Allred, representing contractor Jodie Fisher, wrote a letter to Hewlett Packard CEO Mark Hurd discussing Fisher's claims against him and HP. This led to buzz from the national media that the allegations were tied to Hurd's resignation from the computer company in August 2010.

Stockholder Ernesto Espinoza sued HP to obtain company records relating to the company's handling of the letter. While Espinoza and HP agree that the letter is not confidential, Hurd and Fisher claimed that its contents should remain private.

The Delaware Court of Chancery allowed Hurd to intervene and show why the letter should remain sealed. Hurd failed to convince the court.
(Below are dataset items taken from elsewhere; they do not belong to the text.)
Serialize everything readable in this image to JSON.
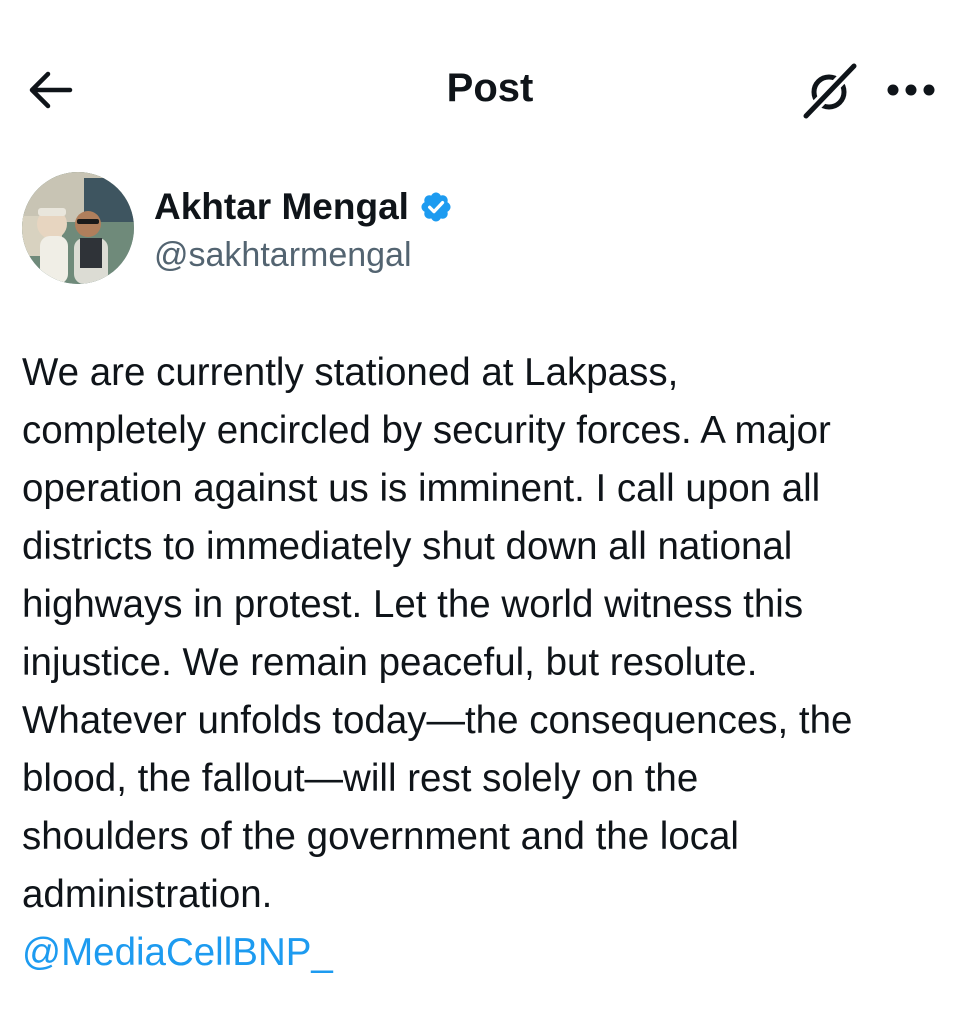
{
  "header": {
    "title": "Post",
    "back_icon": "arrow-left-icon",
    "grok_icon": "grok-icon",
    "more_icon": "more-horizontal-icon"
  },
  "author": {
    "name": "Akhtar Mengal",
    "handle": "@sakhtarmengal",
    "verified": true,
    "verified_icon": "verified-badge-icon",
    "badge_color": "#1d9bf0"
  },
  "post": {
    "text": "We are currently stationed at Lakpass,\ncompletely encircled by security forces. A major\noperation against us is imminent. I call upon all\ndistricts to immediately shut down all national\nhighways in protest. Let the world witness this\ninjustice. We remain peaceful, but resolute.\nWhatever unfolds today—the consequences, the\nblood, the fallout—will rest solely on the\nshoulders of the government and the local\nadministration.",
    "mention": "@MediaCellBNP_"
  },
  "colors": {
    "text": "#0f1419",
    "secondary": "#536471",
    "link": "#1d9bf0",
    "background": "#ffffff"
  }
}
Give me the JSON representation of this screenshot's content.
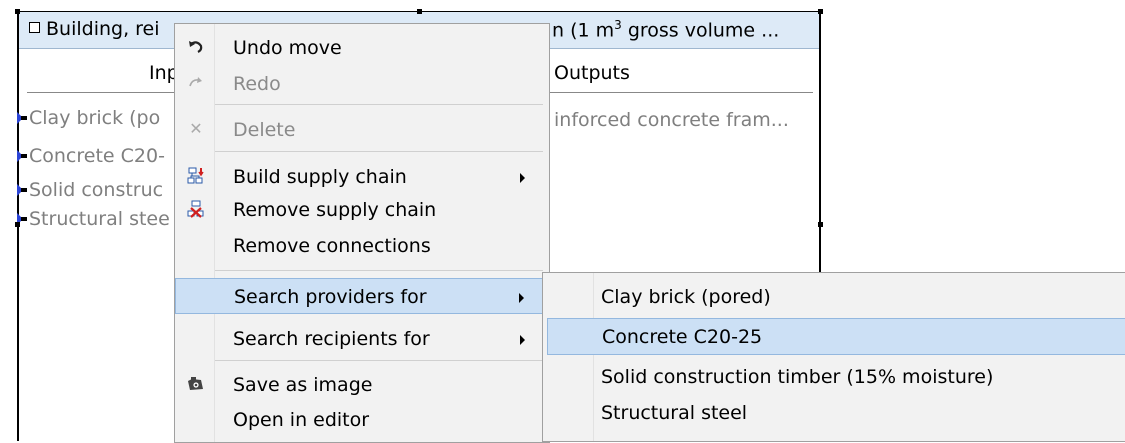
{
  "process": {
    "title_left": "Building, rei",
    "title_right_prefix": "n (1 m",
    "title_right_sup": "3",
    "title_right_suffix": " gross volume ...",
    "inputs_header": "Inp",
    "outputs_header": "Outputs",
    "inputs": [
      "Clay brick (po",
      "Concrete C20-",
      "Solid construc",
      "Structural stee"
    ],
    "output": "inforced concrete fram..."
  },
  "context_menu": {
    "items": [
      {
        "label": "Undo move",
        "icon": "undo-icon",
        "disabled": false
      },
      {
        "label": "Redo",
        "icon": "redo-icon",
        "disabled": true
      },
      {
        "label": "Delete",
        "icon": "delete-icon",
        "disabled": true
      },
      {
        "label": "Build supply chain",
        "icon": "build-supply-chain-icon",
        "submenu": true
      },
      {
        "label": "Remove supply chain",
        "icon": "remove-supply-chain-icon"
      },
      {
        "label": "Remove connections"
      },
      {
        "label": "Search providers for",
        "submenu": true,
        "highlighted": true
      },
      {
        "label": "Search recipients for",
        "submenu": true
      },
      {
        "label": "Save as image",
        "icon": "camera-icon"
      },
      {
        "label": "Open in editor"
      }
    ]
  },
  "submenu": {
    "items": [
      {
        "label": "Clay brick (pored)"
      },
      {
        "label": "Concrete C20-25",
        "highlighted": true
      },
      {
        "label": "Solid construction timber (15% moisture)"
      },
      {
        "label": "Structural steel"
      }
    ]
  },
  "colors": {
    "highlight": "#cce0f5",
    "header": "#ddeaf7",
    "port": "#2b44d6"
  }
}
"Hurd has not carried his burden to demonstrate good cause," Vice Chancellor Donald Parsons wrote. "Therefore, subject to a narrow exception. ... I order that the Allred Letter be unsealed."

"The contents of the letter demonstrate that it did not contain private, personal facts, but rather was a business communication sent to Hurd for the purpose of apprising him of legal claims against him and his employer arising from allegations pertaining to his role as company CEO," he added. "That Hurd immediately turned the letter over to HP's general counsel, and not his own personal attorneys, further supports this conclusion."

After Hurd reportedly settled with Fisher for an undisclosed sum, HP conducted an investigation and concluded that its sexual harassment policy had not been violated. The same was not true, however, of its standards of business, HP told investors after ousting Hurd over expense reports he may have falsified to conceal the relationship.

The Wall Street Journal reported that Allred's letter contained allegations that Hurd had told Fisher about HP's plans to buy Electronic Data Systems Corp.

After his resignation, Hurd went on to join Oracle Corp. as one of its two presidents.